Le premier facteur est lié au manque d’assiettes foncières. » Il est vraiment difficile de trouver des assiettes de terrain à même de servir de socle pour la réalisation de bâtisses, notamment lorsqu’il s’agit des grandes villes du pays, à l’image de la capitale et même au niveau des autres grandes villes. » explique Karima, agent immobilier exerçant dans une agence à Tizi Ouzou.
A en croire les propriétaires des agences immobilières, le deuxième facteur à l’origine de l’envolée des prix de l’immobilier, est lié au déficit accusé en matière de matériaux de construction, notamment le ciment. En effet, les plus récentes statistiques font état d’un déficit estimé entre 3 à 5 millions de tonnes par an.
La production locale tourne au tour de 18 millions de tonnes dont 11,5 millions sont produites par les entreprises publiques. Cette pénurie retarde bien des chantiers du Btph. La rareté, réelle d’abord, est récupérée et systématisée par la spéculation. Les effets néfastes sont nombreux et certains, car le déficit en produits de construction, induit des surcoûts extrêmement contraignants.
Autant de facteurs qui ne font qu’aggraver la situation en se répercutant, en bout de chaîne, sur les prix du logement.
LA SOLUTION… ACHETER UN «APPART» EN ESPAGNE
Le cadre algérien, qui a économisé durant toute sa vie, souvent livré à lui-même, se trouve actuellement convoité par les agences immobilières de certains pays européens.
Entre deux castes, ce malheureux cadre est livré à une aliénation sociale quasi inévitable. Il ne peut prétendre à aucune des formules d’aide au logement, puisque son salaire, relativement élevé, ne le lui permet pas, et il ne peut pas prétendre à l’achat d’un logement, car les prix de ces derniers dépassent la fiction.
Mohamed B., cadre administratif dans une Daïra de la wilaya d’Alger, a accepté d’apporter son témoignage. » Tenez ! Prenez mon cas par exemple. Je suis cadre et ma femme est professeur à l’université.

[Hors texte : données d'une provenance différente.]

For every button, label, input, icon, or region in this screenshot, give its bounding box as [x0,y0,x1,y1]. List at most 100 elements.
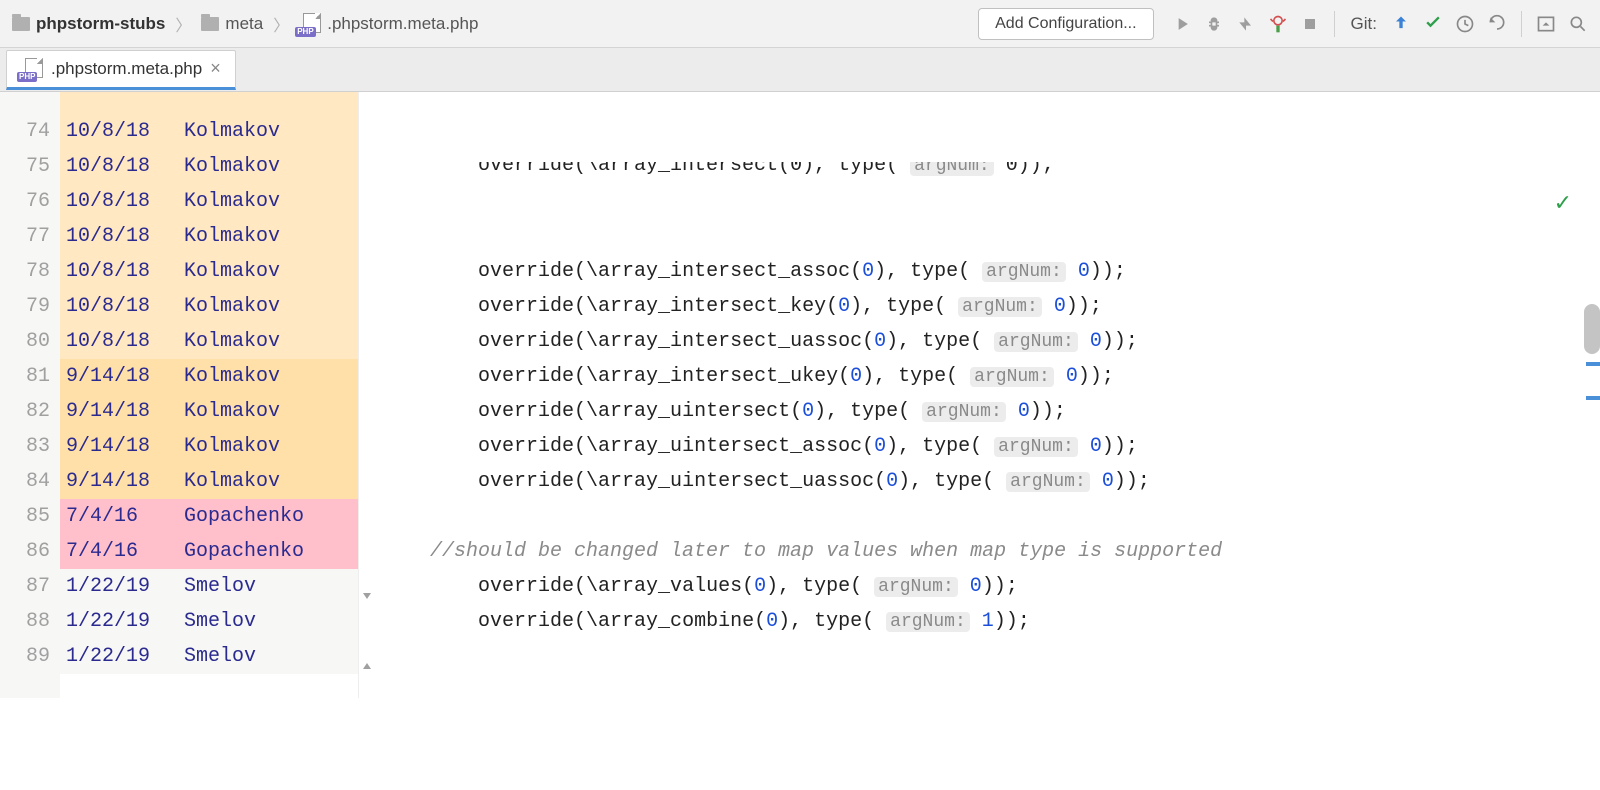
blame-author: Smelov [184,639,256,674]
scrollbar-thumb[interactable] [1584,304,1600,354]
blame-date: 9/14/18 [66,394,184,429]
line-number: 82 [0,394,50,429]
blame-row[interactable]: 10/8/18Kolmakov [60,219,358,254]
blame-row[interactable]: 7/4/16Gopachenko [60,499,358,534]
blame-author: Kolmakov [184,289,280,324]
blame-row[interactable]: 10/8/18Kolmakov [60,149,358,184]
blame-row[interactable]: 10/8/18Kolmakov [60,184,358,219]
line-number: 76 [0,184,50,219]
blame-row[interactable]: 10/8/18Kolmakov [60,289,358,324]
blame-author: Kolmakov [184,464,280,499]
code-line: override(\array_intersect_ukey(0), type(… [430,359,1600,394]
blame-author: Gopachenko [184,499,304,534]
blame-date: 10/8/18 [66,324,184,359]
blame-date: 10/8/18 [66,184,184,219]
blame-date: 1/22/19 [66,639,184,674]
php-file-icon: PHP [21,58,43,80]
fold-expand-icon[interactable] [360,660,374,672]
blame-row[interactable]: 7/4/16Gopachenko [60,534,358,569]
breadcrumb-dir[interactable]: meta [197,12,267,36]
blame-row[interactable]: 10/8/18Kolmakov [60,254,358,289]
blame-row[interactable]: 9/14/18Kolmakov [60,429,358,464]
editor: 74757677787980818283848586878889 10/8/18… [0,92,1600,698]
line-number: 87 [0,569,50,604]
line-number: 75 [0,149,50,184]
line-number: 74 [0,114,50,149]
blame-row[interactable]: 9/14/18Kolmakov [60,359,358,394]
profile-icon[interactable] [1264,10,1292,38]
blame-annotation-column: 10/8/18Kolmakov10/8/18Kolmakov10/8/18Kol… [60,92,358,698]
line-number: 81 [0,359,50,394]
run-icon[interactable] [1168,10,1196,38]
line-number: 77 [0,219,50,254]
code-line: override(\array_uintersect_uassoc(0), ty… [430,464,1600,499]
blame-date: 10/8/18 [66,289,184,324]
line-number: 86 [0,534,50,569]
blame-author: Kolmakov [184,184,280,219]
line-number: 88 [0,604,50,639]
close-icon[interactable]: × [210,58,221,79]
blame-row[interactable]: 10/8/18Kolmakov [60,324,358,359]
code-line: override(\array_uintersect(0), type( arg… [430,394,1600,429]
blame-date: 10/8/18 [66,219,184,254]
stop-icon[interactable] [1296,10,1324,38]
blame-author: Kolmakov [184,254,280,289]
git-label: Git: [1351,14,1377,34]
fold-collapse-icon[interactable] [360,590,374,602]
fold-gutter [358,92,430,698]
blame-row[interactable]: 1/22/19Smelov [60,604,358,639]
blame-author: Kolmakov [184,359,280,394]
search-icon[interactable] [1564,10,1592,38]
blame-row[interactable]: 9/14/18Kolmakov [60,394,358,429]
blame-date: 1/22/19 [66,569,184,604]
blame-author: Smelov [184,604,256,639]
line-number: 78 [0,254,50,289]
folder-icon [201,17,219,31]
line-number: 80 [0,324,50,359]
code-line: override(\array_intersect_uassoc(0), typ… [430,324,1600,359]
git-history-icon[interactable] [1451,10,1479,38]
main-toolbar: phpstorm-stubs 〉 meta 〉 PHP .phpstorm.me… [0,0,1600,48]
chevron-right-icon: 〉 [271,12,291,36]
blame-author: Gopachenko [184,534,304,569]
error-stripe: ✓ [1576,184,1600,790]
breadcrumb-root[interactable]: phpstorm-stubs [8,12,169,36]
tab-label: .phpstorm.meta.php [51,59,202,79]
separator [1334,11,1335,37]
line-number: 84 [0,464,50,499]
stripe-marker[interactable] [1586,362,1600,366]
blame-date: 10/8/18 [66,149,184,184]
blame-date: 9/14/18 [66,464,184,499]
blame-row[interactable]: 9/14/18Kolmakov [60,464,358,499]
breadcrumb-file-label: .phpstorm.meta.php [327,14,478,34]
blame-date: 1/22/19 [66,604,184,639]
editor-tab-bar: PHP .phpstorm.meta.php × [0,48,1600,92]
php-file-icon: PHP [299,13,321,35]
code-area[interactable]: override(\array_intersect(0), type( argN… [430,92,1600,698]
git-update-icon[interactable] [1387,10,1415,38]
code-line: override(\array_values(0), type( argNum:… [430,569,1600,604]
code-line [430,674,1600,698]
git-commit-icon[interactable] [1419,10,1447,38]
coverage-icon[interactable] [1232,10,1260,38]
debug-icon[interactable] [1200,10,1228,38]
stripe-marker[interactable] [1586,396,1600,400]
blame-row[interactable]: 10/8/18Kolmakov [60,114,358,149]
add-configuration-button[interactable]: Add Configuration... [978,8,1153,40]
code-line: override(\array_combine(0), type( argNum… [430,604,1600,639]
blame-row[interactable]: 1/22/19Smelov [60,569,358,604]
blame-row[interactable]: 1/22/19Smelov [60,639,358,674]
git-revert-icon[interactable] [1483,10,1511,38]
blame-author: Kolmakov [184,149,280,184]
blame-date: 7/4/16 [66,499,184,534]
code-line: //should be changed later to map values … [430,534,1600,569]
line-number: 83 [0,429,50,464]
editor-tab[interactable]: PHP .phpstorm.meta.php × [6,50,236,90]
line-number: 89 [0,639,50,674]
blame-date: 10/8/18 [66,114,184,149]
line-number-gutter: 74757677787980818283848586878889 [0,92,60,698]
breadcrumb-root-label: phpstorm-stubs [36,14,165,34]
blame-author: Kolmakov [184,219,280,254]
layout-icon[interactable] [1532,10,1560,38]
breadcrumb-file[interactable]: PHP .phpstorm.meta.php [295,11,482,37]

Nous touchons tous les deux un salaire qui ne nous permet pas de souscrire à une formule du logement social pour l’acquisition d’une maison. Mais en contrepartie, nous ne pouvons pas acheter une des maisons proposées à la vente par les différentes agences immobilières.
Nous sommes ainsi pris entre les courants et nous nous trouvons acculés à vivre en location au jour le jour » déplore-t-il. Toutefois, conjoncture oblige, cette frange de la société algérienne est actuellement convoitée par les agences immobilières de certains pays européens, dont l’économie a été déstructurée par la crise des » subprimes » de l’année 2008.
L’Espagne, pour ne citer que ce cas, s’avère être une véritable aubaine pour cette catégorie de salariés. Après l’éclatement de la bulle immobilière dans ce pays Ibérique, des centaines de milliers de citoyens espagnols, surendettés, se sont vu expulsés de leurs maisons ; lesquelles sont récupérées par les banques créditrices.
Ces même banques activant avec des agences immobilières, se sont, dès lors, mises à la recherche d’une éventuelle clientèle qui pourrait sauver la mise en achetant ce patrimoine immobilier évalué, par les experts, à plus d’un millions d’unités. Et comme le malheur des uns fait le bonheur des autres, dit l’adage, la classe moyenne algérienne se trouve privilégiée de par la » propreté » du capital qu’elle propose, justifié par les états de salaires.
La conformité des som-mes d’argent proposées par les cadres algériens avec les postes d’emploi qu’ils occupent, ne présente aucun obstacle d’ordre juridique chez les banques ibériques ; contrairement aux blanchisseurs d’argent, alléchés par l’offre, mais incapables de défendre la source de leurs avoirs.